Высовываюсь из чайника, не веря ушам своим.
– Какое ты удивительное, милое создание, – улыбается она.
Больше бабуля тут не задерживается. Оставляет на столе гостинцы для внука: две банки облепихового варенья, одну – квашеной капусты, да соленую рыбу, завернутую в газетку двадцатилетней давности.
Хватает мой замызганный чайник, щурится близоруко.
– Нечего нам с тобой тут сидеть.
Тихонько обувается, накидывает пальто, пятнистое, будто сшитое из лоскутков самой разной одежды. И уходит с ржавым чайником в руках. С чайником, в котором живу я.
Мы долго едем к ней домой, за леса и реки. Обитает бабуля в старом домике, одна, как настоящая ведьма. С фотографий на комоде улыбаются ее внуки. Правда, они никогда не приезжают.
Она отмыла мой чайник. Мы готовим чай с корицей, яблоками или лавровым листом. Болтаем о том о сем. А волшебство плещется в чашках, искрится в воздухе и согревает души.
Эму
У всех звери как звери, а у меня – чертова эму. Лохматая, с выпученными безумными глазами и по-идиотски выгнутым клювом. Маленькая голова неустанно колеблется на длинной волосатой шее. Такой, не очень симпатичный одуванчик на ветру. А под шеей – тело, похожее на серо-коричневый гриб. Большой древесный гриб на куриных ногах. И вся эта идиотская, с какой стороны ни посмотри, конструкция таскается за мной денно и нощно. И отвязаться никак нельзя: ведь эта эму, вроде как, отражение моей сущности. Хранитель жизни.
Стыдно.
Мне постоянно из-за этого стыдно.
Я – преподаватель, одна из лучших выпускниц кафедры истории искусств. На моих занятиях всегда тишина, по факультету ходят легенды о том, как я провожу экзамены. И легенды эти одна страшнее другой. Они даже не очень-то преувеличены: на пересдачу действительно отправляются многие.
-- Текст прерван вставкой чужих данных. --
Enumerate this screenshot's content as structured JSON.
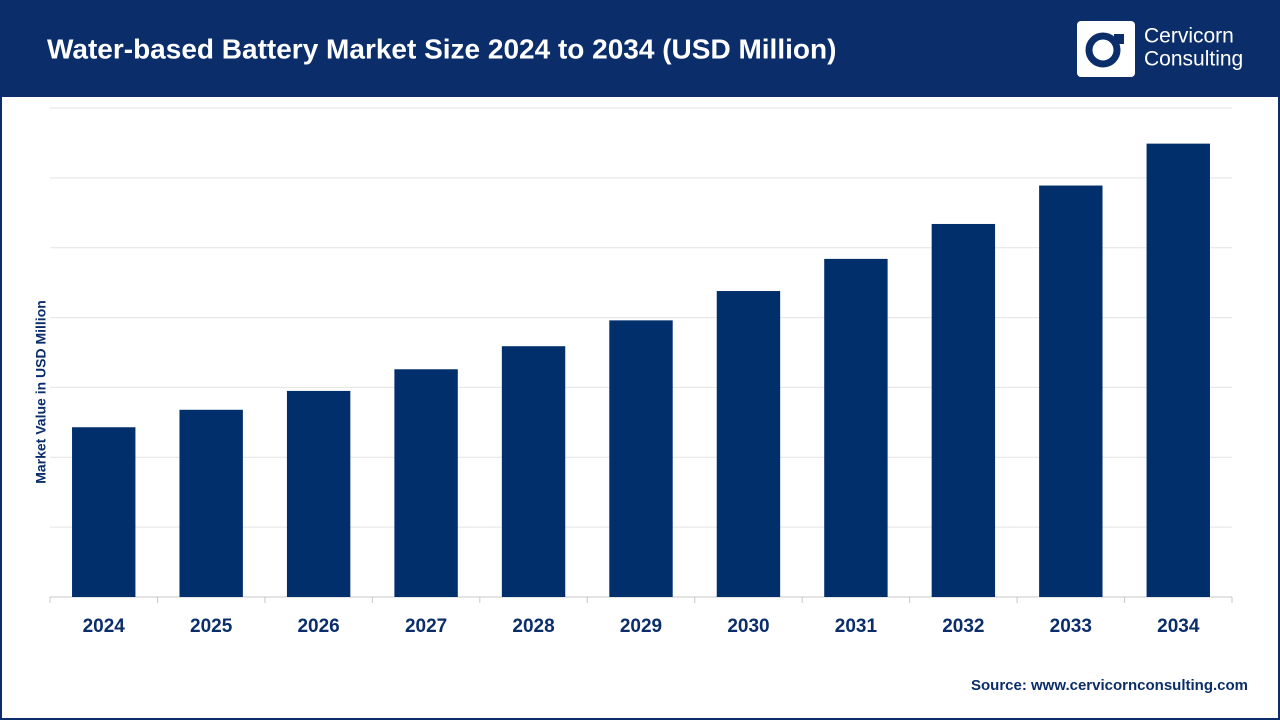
{
  "chart_data": {
    "type": "bar",
    "title": "Water-based Battery Market Size 2024 to 2034 (USD Million)",
    "y_label": "Market Value in USD Million",
    "categories": [
      "2024",
      "2025",
      "2026",
      "2027",
      "2028",
      "2029",
      "2030",
      "2031",
      "2032",
      "2033",
      "2034"
    ],
    "values": [
      2.43,
      2.68,
      2.95,
      3.26,
      3.59,
      3.96,
      4.38,
      4.84,
      5.34,
      5.89,
      6.49
    ],
    "color": "#002f6c",
    "ylim": [
      0,
      7
    ],
    "yticks": [
      0,
      1,
      2,
      3,
      4,
      5,
      6,
      7
    ],
    "grid": true,
    "source": "Source: www.cervicornconsulting.com"
  },
  "brand": {
    "line1": "Cervicorn",
    "line2": "Consulting"
  }
}
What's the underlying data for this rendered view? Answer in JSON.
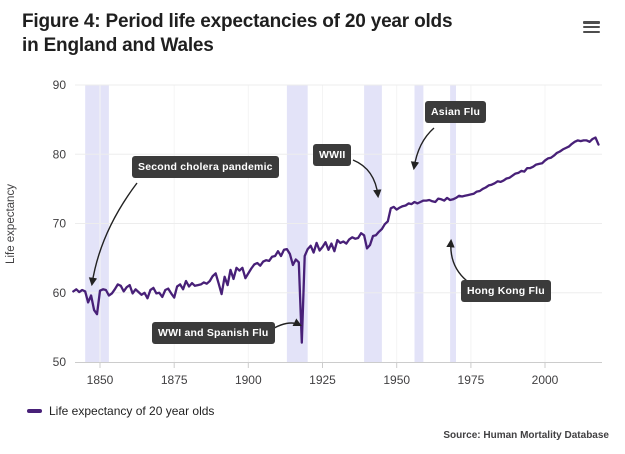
{
  "header": {
    "title_lines": [
      "Figure 4: Period life expectancies of 20 year olds",
      "in England and Wales"
    ],
    "menu_icon": "hamburger-menu-icon"
  },
  "legend": {
    "label": "Life expectancy of 20 year olds"
  },
  "source": "Source: Human Mortality Database",
  "chart_data": {
    "type": "line",
    "title": "Figure 4: Period life expectancies of 20 year olds in England and Wales",
    "xlabel": "",
    "ylabel": "Life expectancy",
    "xlim": [
      1841,
      2018
    ],
    "ylim": [
      50,
      90
    ],
    "x_ticks": [
      1850,
      1875,
      1900,
      1925,
      1950,
      1975,
      2000
    ],
    "y_ticks": [
      50,
      60,
      70,
      80,
      90
    ],
    "grid": "on",
    "legend_position": "bottom-left",
    "series": [
      {
        "name": "Life expectancy of 20 year olds",
        "start_year": 1841,
        "values": [
          60.2,
          60.5,
          60.1,
          60.4,
          60.2,
          58.6,
          59.6,
          57.5,
          56.9,
          60.3,
          60.5,
          60.4,
          59.6,
          59.9,
          60.5,
          61.2,
          61.0,
          60.2,
          60.8,
          61.1,
          59.9,
          60.5,
          60.1,
          59.7,
          60.0,
          59.2,
          60.4,
          60.7,
          59.9,
          60.0,
          59.4,
          60.4,
          60.6,
          59.9,
          59.3,
          60.9,
          61.2,
          60.5,
          61.7,
          60.9,
          61.4,
          61.0,
          61.1,
          61.2,
          61.5,
          61.3,
          61.7,
          62.4,
          62.8,
          61.3,
          59.8,
          62.3,
          61.1,
          63.3,
          62.0,
          63.6,
          63.2,
          63.6,
          62.1,
          62.8,
          63.5,
          64.1,
          64.3,
          63.9,
          64.5,
          64.7,
          64.6,
          65.2,
          65.3,
          66.0,
          65.3,
          66.2,
          66.3,
          65.6,
          64.0,
          64.8,
          64.4,
          52.8,
          65.3,
          66.3,
          66.8,
          65.8,
          67.2,
          66.1,
          66.6,
          67.3,
          66.2,
          67.1,
          66.0,
          67.6,
          67.2,
          67.4,
          67.1,
          67.7,
          68.0,
          67.8,
          67.9,
          68.6,
          68.3,
          66.4,
          66.9,
          68.2,
          68.3,
          68.8,
          69.2,
          69.9,
          70.3,
          72.2,
          72.4,
          72.0,
          72.3,
          72.5,
          72.6,
          72.9,
          72.8,
          73.1,
          72.9,
          73.1,
          73.3,
          73.3,
          73.4,
          73.2,
          73.1,
          73.6,
          73.5,
          73.3,
          73.7,
          73.4,
          73.5,
          73.7,
          74.0,
          73.9,
          74.0,
          74.1,
          74.2,
          74.3,
          74.6,
          74.7,
          75.0,
          75.2,
          75.5,
          75.6,
          75.8,
          76.1,
          76.0,
          76.2,
          76.5,
          76.6,
          76.9,
          77.2,
          77.3,
          77.6,
          77.5,
          78.0,
          78.0,
          78.2,
          78.5,
          78.6,
          78.7,
          79.1,
          79.4,
          79.5,
          79.8,
          80.2,
          80.4,
          80.7,
          80.9,
          81.1,
          81.5,
          81.8,
          82.0,
          81.9,
          82.0,
          82.0,
          81.8,
          82.2,
          82.4,
          81.4
        ]
      }
    ],
    "plot_bands": [
      {
        "label": "Second cholera pandemic",
        "from": 1845,
        "to": 1853
      },
      {
        "label": "WWI and Spanish Flu",
        "from": 1913,
        "to": 1920
      },
      {
        "label": "WWII",
        "from": 1939,
        "to": 1945
      },
      {
        "label": "Asian Flu",
        "from": 1956,
        "to": 1959
      },
      {
        "label": "Hong Kong Flu",
        "from": 1968,
        "to": 1970
      }
    ],
    "annotations": [
      {
        "label": "Second cholera pandemic",
        "box": [
          132,
          156
        ],
        "from": [
          137,
          183
        ],
        "ctrl": [
          100,
          232
        ],
        "to": [
          92,
          284
        ]
      },
      {
        "label": "WWI and Spanish Flu",
        "box": [
          152,
          322
        ],
        "from": [
          269,
          331
        ],
        "ctrl": [
          288,
          319
        ],
        "to": [
          300,
          325
        ]
      },
      {
        "label": "WWII",
        "box": [
          313,
          144
        ],
        "from": [
          353,
          160
        ],
        "ctrl": [
          375,
          169
        ],
        "to": [
          378,
          196
        ]
      },
      {
        "label": "Asian Flu",
        "box": [
          425,
          101
        ],
        "from": [
          434,
          128
        ],
        "ctrl": [
          418,
          142
        ],
        "to": [
          414,
          168
        ]
      },
      {
        "label": "Hong Kong Flu",
        "box": [
          461,
          280
        ],
        "from": [
          467,
          281
        ],
        "ctrl": [
          449,
          266
        ],
        "to": [
          451,
          241
        ]
      }
    ],
    "colors": {
      "line": "#482078",
      "band": "#e3e3f8",
      "grid": "#ededed",
      "grid_vertical": "#f4f4f4",
      "axis": "#cccccc",
      "tick_text": "#414042",
      "annotation_bg": "#3b3b3b",
      "annotation_text": "#ffffff",
      "connector": "#222222"
    }
  }
}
Была такой, сколько себя помню. «Деловая», – качала головой мать, когда я еще в первом классе школы взялась строить толпу одноклассников на линейку.
Мой девиз – делать хорошо или не браться. Поэтому я умею оценивать свои силы и все делаю на совесть. Упорно работаю, слежу за собой.
– Сильная женщина, – шептались обо мне студенты раньше. И такие слова были мне по душе.
Все шло прекрасно, пока мне не стукнуло двадцать пять. Я попала в аварию (естественно, не по моей вине), а когда очнулась через несколько месяцев – в больничной палате туда-сюда носилась эта треклятая эму. Эму, которая отражает мою сущность…
И прежняя жизнь, мой образ и место в обществе были растоптаны кривыми трехпалыми лапами.
– Я думал, у нее будет львица или какая-нибудь пантера.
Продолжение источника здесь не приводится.